Brabant wallon : région attractive

La version actualisée de la brochure “Le Brabant wallon en chiffres” est sortie fin mai. Panorama économique et social de la province, il livre de nombreuses statistiques utiles.

Le Brabant wallon en chiffres (2015)La première édition a été réalisée en 1994, à l’initiative de la Fondation économique et sociale du Brabant wallon (FESBW), en collaboration étroite avec l’intercommunale IBW. C’est toujours le cas aujourd’hui, et l’on retrouve pour la première fois dans l’ouvrage des informations en matière de logement, d’enseignement et de formation. Selon Jean-Pierre Hermant, président de la FESBW, “ces documents sont destinés à contribuer à l’attractivité du Brabant wallon, moteur pour toute la Wallonie, et à permettre un travail continu pour un développement harmonieux : lotissements, infrastructures ou cohésion sociale.”

Globalement, qu’en retenir ? En ce qui concerne l’activité économique, un emploi sur quatre est indépendant. Certaines communes se distinguent : Chaumont-Gistoux, Grez-Doiceau, Walhain, Genappe, Lasne, Villers-la-Ville et Rebecq comptent la plus grande part d’emplois indépendants dans le nombre total d’emplois. En outre, entre 2000 et 2013, le nombre de sociétés commerciales du Brabant wallon est passé de 12.621 à 20.637. Il s’agit d’une croissance de 64 % en treize ans, ce qui est supérieur à la croissance wallonne sur la même période (41 %). Une excellente nouvelle qui confirme que le BW est bel et bien la province la plus entreprenante de Belgique.

L’apport des parcs d’activité

Quant à la répartition géographique des entreprises, sans surprise, on distingue deux grands pôles d’activité : Nivelles, Braine-l’Alleud et Waterloo dans l’ouest ; Wavre et Louvain-la-Neuve dans le centre. Ils comptabilisent 744 entreprises installées dans les parcs d’activité, pour un total d’environ 17.000 emplois. L’est de la province reste à la traîne, bien que le parc d’activité économique (PAE) de Perwez présente un taux de remplissage de 100 % (contre 92 % à Jodoigne).

“Les parcs d’activité sont de véritables poumons économiques pour la province, peut-on lire dans la brochure. En effet, au 1er janvier 2015, suivant les dernières estimations, pas moins de 30.647 emplois du Brabant wallon se situent dans ces PAE. Notons que le parc le plus important en termes d’emplois est celui de Wavre, qui bénéficie de la présence de l’entreprise pharmaceutique GlaxoSmithKline.”

En Brabant wallon, la grande majorité des établissements sont actifs dans les services (82,2 %), comme en Wallonie où ce secteur est toutefois un peu moins représenté (79,0 %).
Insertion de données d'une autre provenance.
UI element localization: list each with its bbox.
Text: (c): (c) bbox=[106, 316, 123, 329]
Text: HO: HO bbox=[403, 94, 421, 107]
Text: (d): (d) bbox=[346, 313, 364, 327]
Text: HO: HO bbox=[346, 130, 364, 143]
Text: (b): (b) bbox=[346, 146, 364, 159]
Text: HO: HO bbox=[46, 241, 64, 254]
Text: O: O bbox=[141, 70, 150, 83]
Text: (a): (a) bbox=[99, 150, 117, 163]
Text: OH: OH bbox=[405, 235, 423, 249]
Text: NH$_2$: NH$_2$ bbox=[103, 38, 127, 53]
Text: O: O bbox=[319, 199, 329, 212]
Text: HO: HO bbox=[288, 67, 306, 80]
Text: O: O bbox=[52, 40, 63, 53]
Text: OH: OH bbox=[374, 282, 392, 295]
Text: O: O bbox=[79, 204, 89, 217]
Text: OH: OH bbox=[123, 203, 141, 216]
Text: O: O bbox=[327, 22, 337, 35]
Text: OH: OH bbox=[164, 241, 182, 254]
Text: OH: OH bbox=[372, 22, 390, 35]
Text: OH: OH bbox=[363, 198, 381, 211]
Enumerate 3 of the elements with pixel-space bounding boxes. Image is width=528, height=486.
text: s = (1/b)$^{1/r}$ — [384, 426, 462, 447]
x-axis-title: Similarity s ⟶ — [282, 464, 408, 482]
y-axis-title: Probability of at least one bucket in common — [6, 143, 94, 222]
À l’inverse, la Wallonie compte proportionnellement plus d’établissements de construction (12,2 % contre 10,5 % en BW) et d’industrie (7,2 % contre 5,7 %).

Finalement, bien que le Brabant wallon se distingue par le niveau de formation de ses habitants (37 % d’entre eux disposent d’un diplôme de l’enseignement supérieur, contre 23,9 % pour la moyenne wallonne), l’adéquation entre la formation et la demande de main-d’œuvre est à améliorer. Un défi à relever pour assurer un développement harmonieux des entreprises brabançonnes.